My Public School Students Read Pro-Charter Propaganda

The essay, by Malcolm Gladwell, celebrated the work ethic in East Asian schools and at KIPP, while putting down the students’ neighborhood and school.

Mears wonders why Gladwell chooses East Asian schools as models for success instead of the schools of Finland.

He objects to the blatant pro-charter propaganda in the textbook.

He writes:

“I am a South Bronx public school teacher who is expected to teach my students that they must enroll in charter schools and leave “desultory” public schools, such as ours, if they wish to succeed.

“I, along with scores of other New York high school teachers, teach from a Houghton Mifflin Harcourt (HMH) Collections textbook whose introductory text is a pro-charter chapter from Malcolm Gladwell’s Outliers.

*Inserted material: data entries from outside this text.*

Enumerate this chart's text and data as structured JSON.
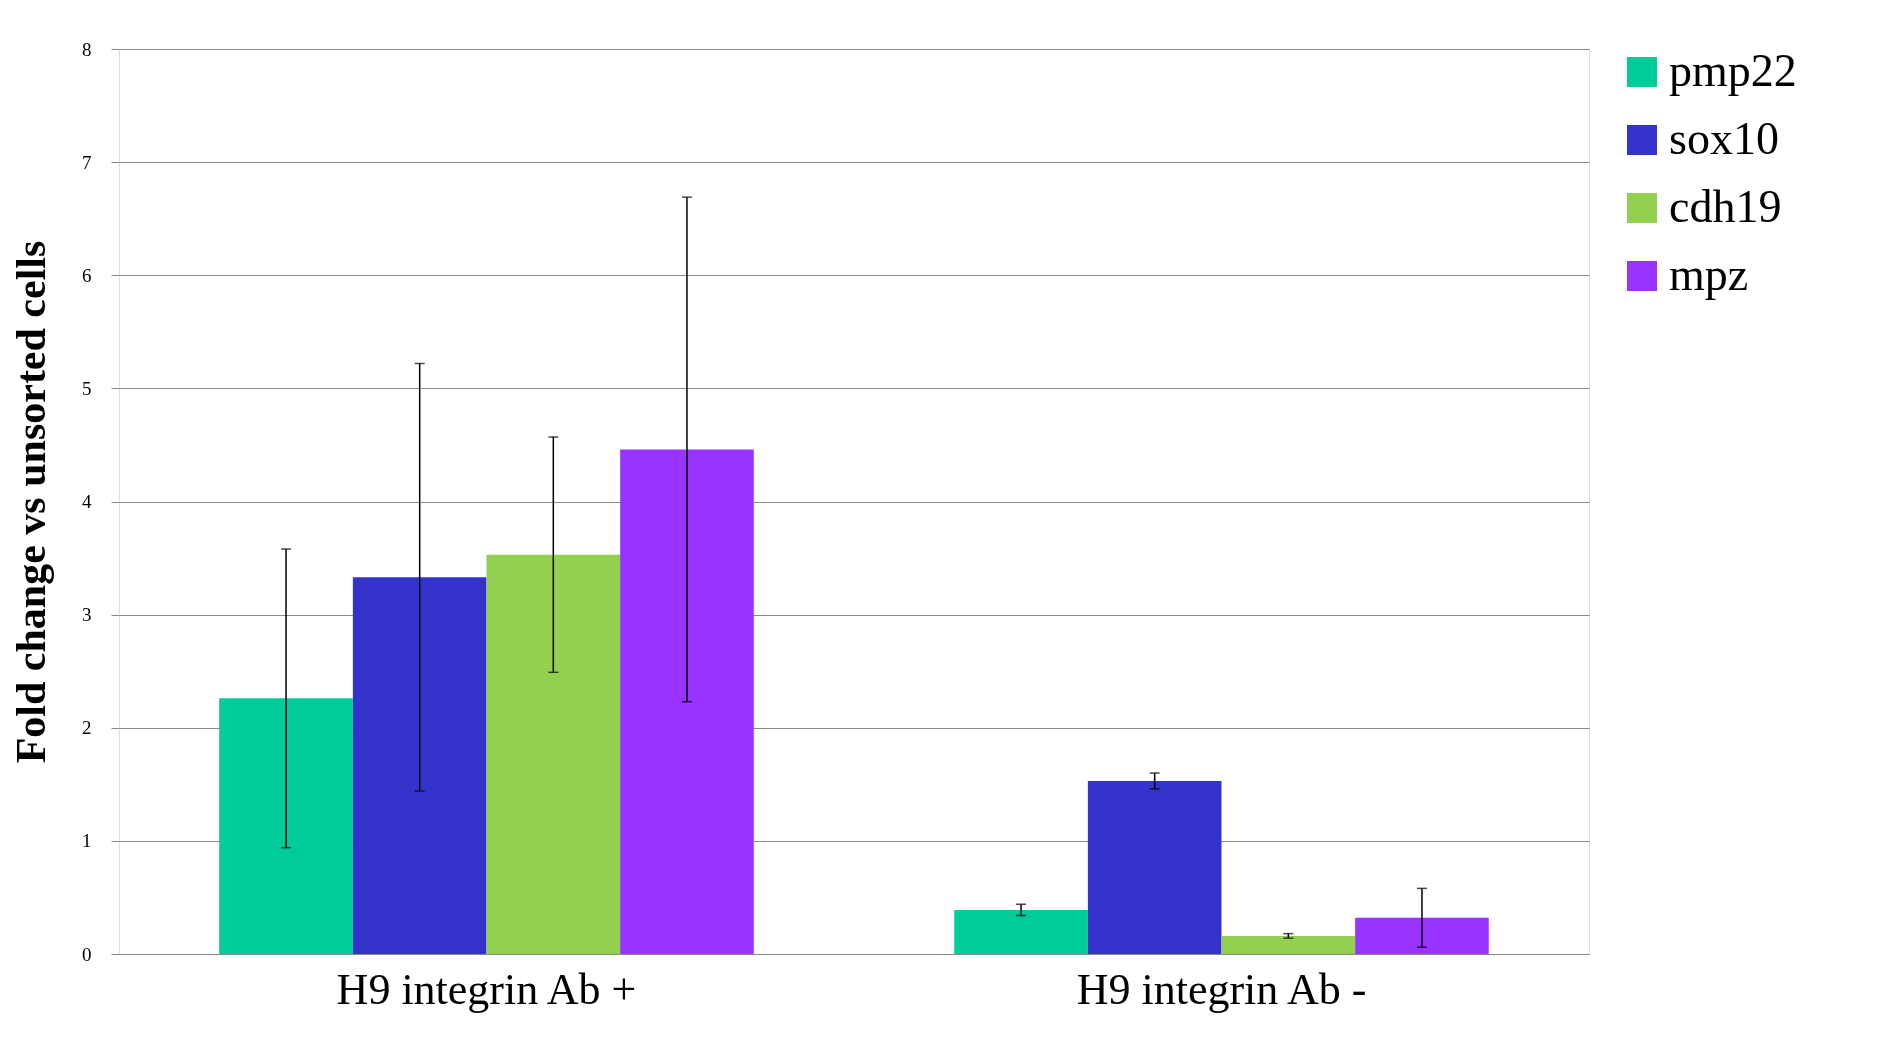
{
  "chart_data": {
    "type": "bar",
    "ylabel": "Fold change vs unsorted cells",
    "categories": [
      "H9 integrin Ab +",
      "H9 integrin Ab -"
    ],
    "series": [
      {
        "name": "pmp22",
        "color": "#00cc99",
        "values": [
          2.26,
          0.39
        ],
        "errors": [
          1.32,
          0.05
        ]
      },
      {
        "name": "sox10",
        "color": "#3333cc",
        "values": [
          3.33,
          1.53
        ],
        "errors": [
          1.89,
          0.07
        ]
      },
      {
        "name": "cdh19",
        "color": "#92d050",
        "values": [
          3.53,
          0.16
        ],
        "errors": [
          1.04,
          0.02
        ]
      },
      {
        "name": "mpz",
        "color": "#9933ff",
        "values": [
          4.46,
          0.32
        ],
        "errors": [
          2.23,
          0.26
        ]
      }
    ],
    "ylim": [
      0,
      8
    ],
    "yticks": [
      0,
      1,
      2,
      3,
      4,
      5,
      6,
      7,
      8
    ],
    "grid": "y",
    "legend": "right"
  }
}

In it, Gladwell advances the stereotype that low-income U.S. students will only succeed if they study as hyper-industrious Japanese and South Korean students do. The text is unsuitable to teach because of its omissions and its failure to answer key counterarguments; even ones that it explicitly raises.”

The story is called “Marita’s Bargain.”
Her bargain is that she gives up her life in exchange for study.

“Gladwell…lauds a typical KIPP student, Marita, for completing so much schoolwork, including six extended days at KIPP and homework requirements, that she has little time to eat, sleep, or talk to her mother – let alone her friends. Thus is “Marita’s bargain.” She made the exceptional and costly choice of sacrificing her social life in favor of working like a “medical resident.””

The ideal of American childhood and schooling used to be “a well-rounded education.” That ideal made is the most successful nation in the world. Why sacrifice the health and well-being of a generation of children in pursuit of higher test scores? The tests themselves predict nothing about the future of a nation and they have so many inherent flaws that they should be used with care, not as a life goal.